Identification of DBC1 as a transcriptional repressor for BRCA1

Background: DBC1/KIAA1967 (deleted in breast Cancer 1) is a putative tumour-suppressor gene cloned from a heterozygously deleted region in breast Cancer specimens. Caspase-dependent processing of DBC1 promotes Apoptosis, and depletion of endogenous DBC1 negatively regulates p53-dependent Apoptosis through its specific inhibition of SIRT1. Hereditary breast and ovarian Cancer susceptibility gene product BRCA1, by binding to the promoter region of SIRT1, is a positive regulator of SIRT1 expression.

Methods: A physical interaction between DBC1 and BRCA1 was investigated both in vivo and in vitro. To determine the pathophysiological significance of DBC1, its role as a transcriptional factor was studied.

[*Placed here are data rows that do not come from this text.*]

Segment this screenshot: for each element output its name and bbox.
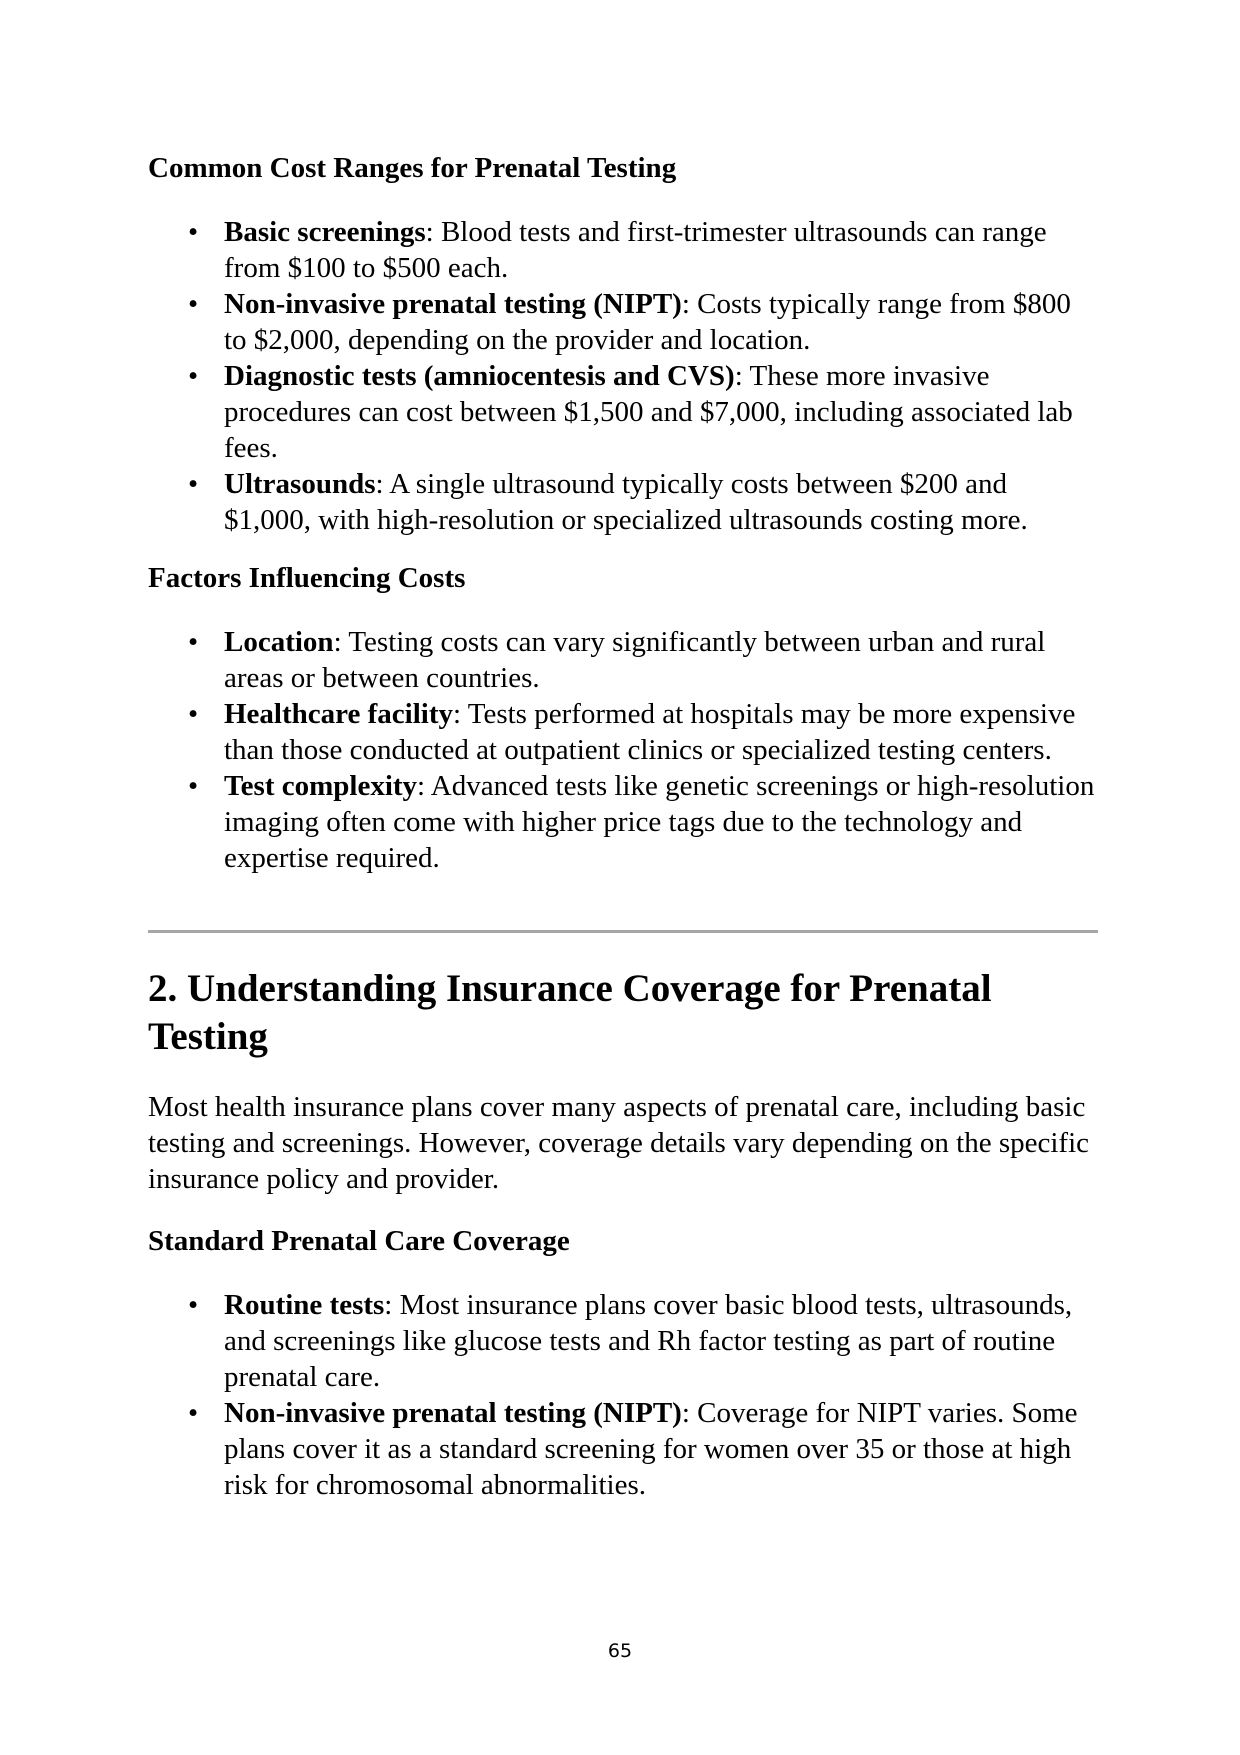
item-text: : Blood tests and first-trimester ultrasounds can range from $100 to $500 each. [224,216,1047,284]
list-item [148,696,1098,768]
bullet-icon: • [188,626,199,658]
list-item [148,1395,1098,1503]
item-term: Diagnostic tests (amniocentesis and CVS) [224,360,735,392]
item-term: Healthcare facility [224,698,453,730]
list-item [148,358,1098,466]
item-text: : These more invasive procedures can cost between $1,500 and $7,000, including associated lab fees. [224,360,1073,464]
list-item [148,768,1098,876]
list-item [148,286,1098,358]
bullet-icon: • [188,1289,199,1321]
item-text: : Coverage for NIPT varies. Some plans cover it as a standard screening for women over 35 or those at high risk for chromosomal abnormalities. [224,1397,1078,1501]
list-item [148,466,1098,538]
item-text: : A single ultrasound typically costs between $200 and $1,000, with high-resolution or specialized ultrasounds costing more. [224,468,1028,536]
bullet-icon: • [188,288,199,320]
section-title: 2. Understanding Insurance Coverage for Prenatal Testing [148,967,992,1058]
cost-ranges-list [148,214,1098,538]
item-text: : Advanced tests like genetic screenings or high-resolution imaging often come with higher price tags due to the technology and expertise required. [224,770,1095,874]
factors-heading: Factors Influencing Costs [148,562,466,594]
bullet-icon: • [188,360,199,392]
list-item [148,624,1098,696]
list-item [148,1287,1098,1395]
standard-coverage-list [148,1287,1098,1503]
factors-list [148,624,1098,876]
list-item [148,214,1098,286]
section-intro: Most health insurance plans cover many aspects of prenatal care, including basic testing and screenings. However, coverage details vary depending on the specific insurance policy and provider. [148,1091,1089,1195]
bullet-icon: • [188,770,199,802]
standard-coverage-heading: Standard Prenatal Care Coverage [148,1225,570,1257]
page-number: 65 [607,1640,633,1662]
item-text: : Testing costs can vary significantly between urban and rural areas or between countries. [224,626,1046,694]
page-content [148,150,1098,1525]
item-term: Location [224,626,334,658]
item-term: Ultrasounds [224,468,376,500]
bullet-icon: • [188,468,199,500]
section-divider [148,930,1098,933]
item-text: : Most insurance plans cover basic blood tests, ultrasounds, and screenings like glucose tests and Rh factor testing as part of routine prenatal care. [224,1289,1073,1393]
item-term: Routine tests [224,1289,385,1321]
item-text: : Costs typically range from $800 to $2,000, depending on the provider and location. [224,288,1071,356]
bullet-icon: • [188,1397,199,1429]
cost-ranges-heading: Common Cost Ranges for Prenatal Testing [148,152,677,184]
item-term: Test complexity [224,770,418,802]
item-term: Non-invasive prenatal testing (NIPT) [224,1397,682,1429]
item-text: : Tests performed at hospitals may be more expensive than those conducted at outpatient clinics or specialized testing centers. [224,698,1076,766]
item-term: Basic screenings [224,216,426,248]
bullet-icon: • [188,216,199,248]
item-term: Non-invasive prenatal testing (NIPT) [224,288,682,320]
bullet-icon: • [188,698,199,730]
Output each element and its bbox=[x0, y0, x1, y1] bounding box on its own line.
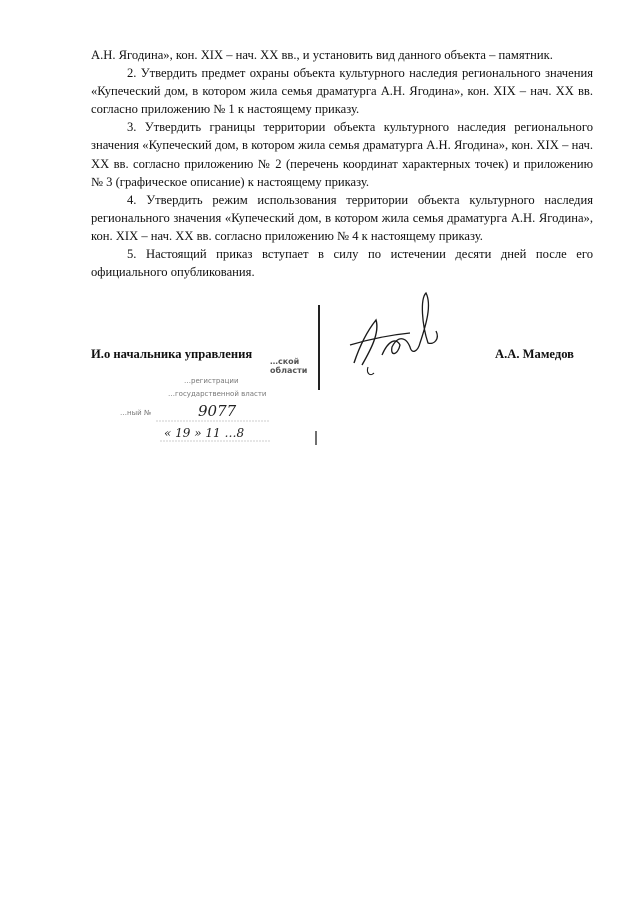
stamp-date: « 19 » 11 …8 bbox=[164, 426, 245, 440]
paragraph-item-5: 5. Настоящий приказ вступает в силу по истечении десяти дней после его официального опубликования. bbox=[91, 247, 593, 280]
stamp-lines bbox=[120, 353, 325, 448]
registration-stamp bbox=[120, 353, 325, 448]
paragraph-continuation: А.Н. Ягодина», кон. XIX – нач. XX вв., и установить вид данного объекта – памятник. bbox=[91, 48, 553, 62]
stamp-line-1: …регистрации bbox=[184, 377, 239, 385]
paragraph-item-3: 3. Утвердить границы территории объекта культурного наследия регионального значения «Купеческий дом, в котором жила семья драматурга А.Н. Ягодина», кон. XIX – нач. XX вв. согласно приложению № 2 (перечень координат характерных точек) и приложению № 3 (графическое описание) к настоящему приказу. bbox=[91, 120, 593, 189]
stamp-line-2: …государственной власти bbox=[168, 390, 267, 398]
signatory-title: И.о начальника управления bbox=[91, 347, 253, 361]
signatory-name: А.А. Мамедов bbox=[495, 347, 574, 361]
stamp-reg-label: …ный № bbox=[120, 409, 152, 417]
paragraph-item-4: 4. Утвердить режим использования территории объекта культурного наследия регионального значения «Купеческий дом, в котором жила семья драматурга А.Н. Ягодина», кон. XIX – нач. XX вв. согласно приложению № 4 к настоящему приказу. bbox=[91, 192, 593, 243]
paragraph-item-2: 2. Утвердить предмет охраны объекта культурного наследия регионального значения «Купеческий дом, в котором жила семья драматурга А.Н. Ягодина», кон. XIX – нач. XX вв. согласно приложению № 1 к настоящему приказу. bbox=[91, 66, 593, 117]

Results: We found a physical interaction between the amino terminus of DBC1 and the carboxyl terminus of BRCA1, also known as the BRCT domain. Endogenous DBC1 and BRCA1 form a complex in the nucleus of intact cells, which is exported to the cytoplasm during ultraviolet-induced Apoptosis. We also showed that the expression of DBC1 represses the transcriptional activation function of BRCT by a transient expression assay. The expression of DBC1 also inhibits the transactivation of the SIRT1 promoter mediated by full-length BRCA1.

Conclusion: These results revealed that DBC1 may modulate the cellular functions of BRCA1 and have important implications in the understanding of carcinogenesis in breast tissue.